Thursday, June 18, 2020

EEOC to employers: Don't use anti-body testing for return to work

The EEOC has once again updated its guidance on What You Should Know About COVID-19 and the ADA, the Rehabilitation Act, and Other EEO Laws. This time, it just added one new question on anti-body testing, with a particularly clear answer:
Not official use.
A.7. CDC said in its Interim Guidelines that antibody test results “should not be used to make decisions about returning persons to the workplace.” In light of this CDC guidance, under the ADA may an employer require antibody testing before permitting employees to re-enter the workplace? (6/17/20) 

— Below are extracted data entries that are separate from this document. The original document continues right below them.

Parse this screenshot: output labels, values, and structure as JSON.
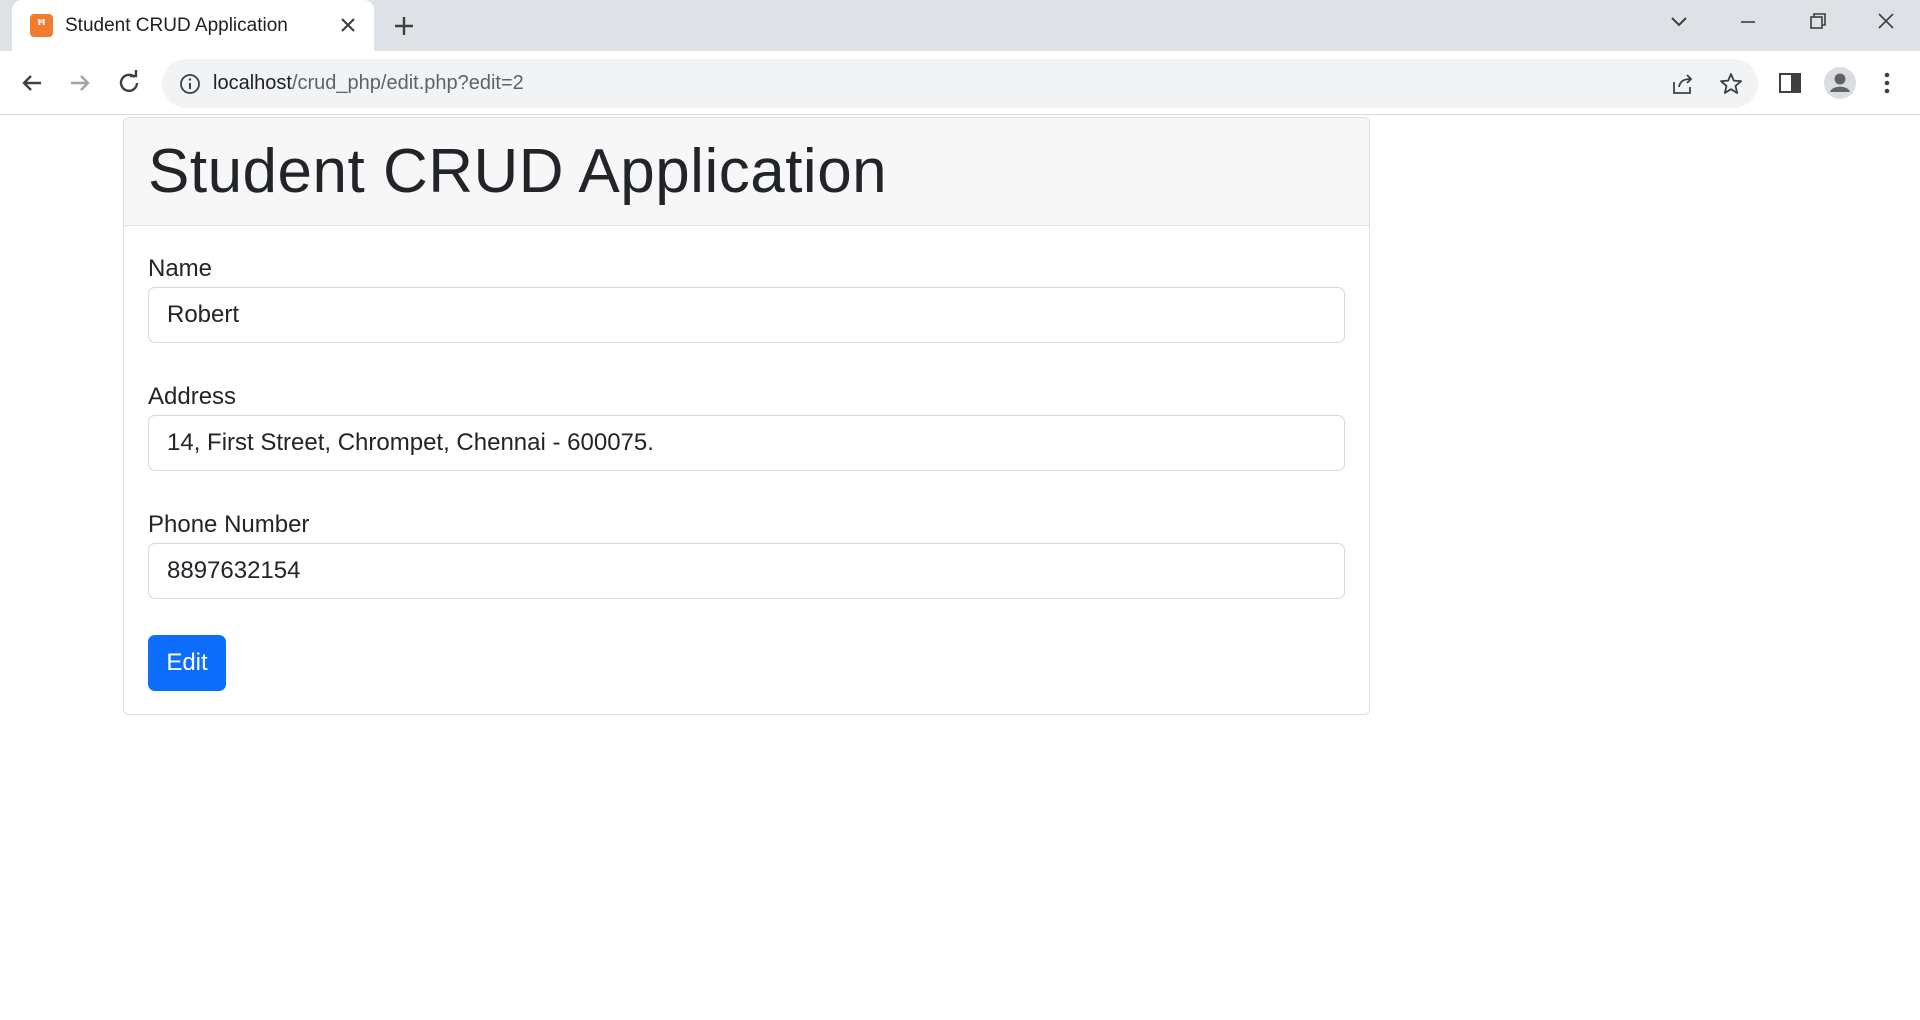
{
  "browser": {
    "tab_title": "Student CRUD Application",
    "url_host": "localhost",
    "url_path": "/crud_php/edit.php?edit=2"
  },
  "page": {
    "title": "Student CRUD Application",
    "form": {
      "name_label": "Name",
      "name_value": "Robert",
      "address_label": "Address",
      "address_value": "14, First Street, Chrompet, Chennai - 600075.",
      "phone_label": "Phone Number",
      "phone_value": "8897632154",
      "submit_label": "Edit"
    }
  },
  "colors": {
    "primary": "#0d6efd",
    "favicon": "#f07c2e"
  }
}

No. An antibody test constitutes a medical examination under the ADA. In light of CDC’s Interim Guidelines that antibody test results “should not be used to make decisions about returning persons to the workplace,” an antibody test at this time does not meet the ADA’s “job related and consistent with business necessity” standard for medical examinations or inquiries for current employees. Therefore, requiring antibody testing before allowing employees to re-enter the workplace is not allowed under the ADA. Please note that an antibody test is different from a test to determine if someone has an active case of COVID-19 (i.e., a viral test). The EEOC has already stated that COVID-19 viral tests are permissible under the ADA. 

The EEOC will continue to closely monitor CDC’s recommendations, and could update this discussion in response to changes in CDC’s recommendations.
Note that the EEOC reserved the right to changes its mind - but, for now, no anti-body testing.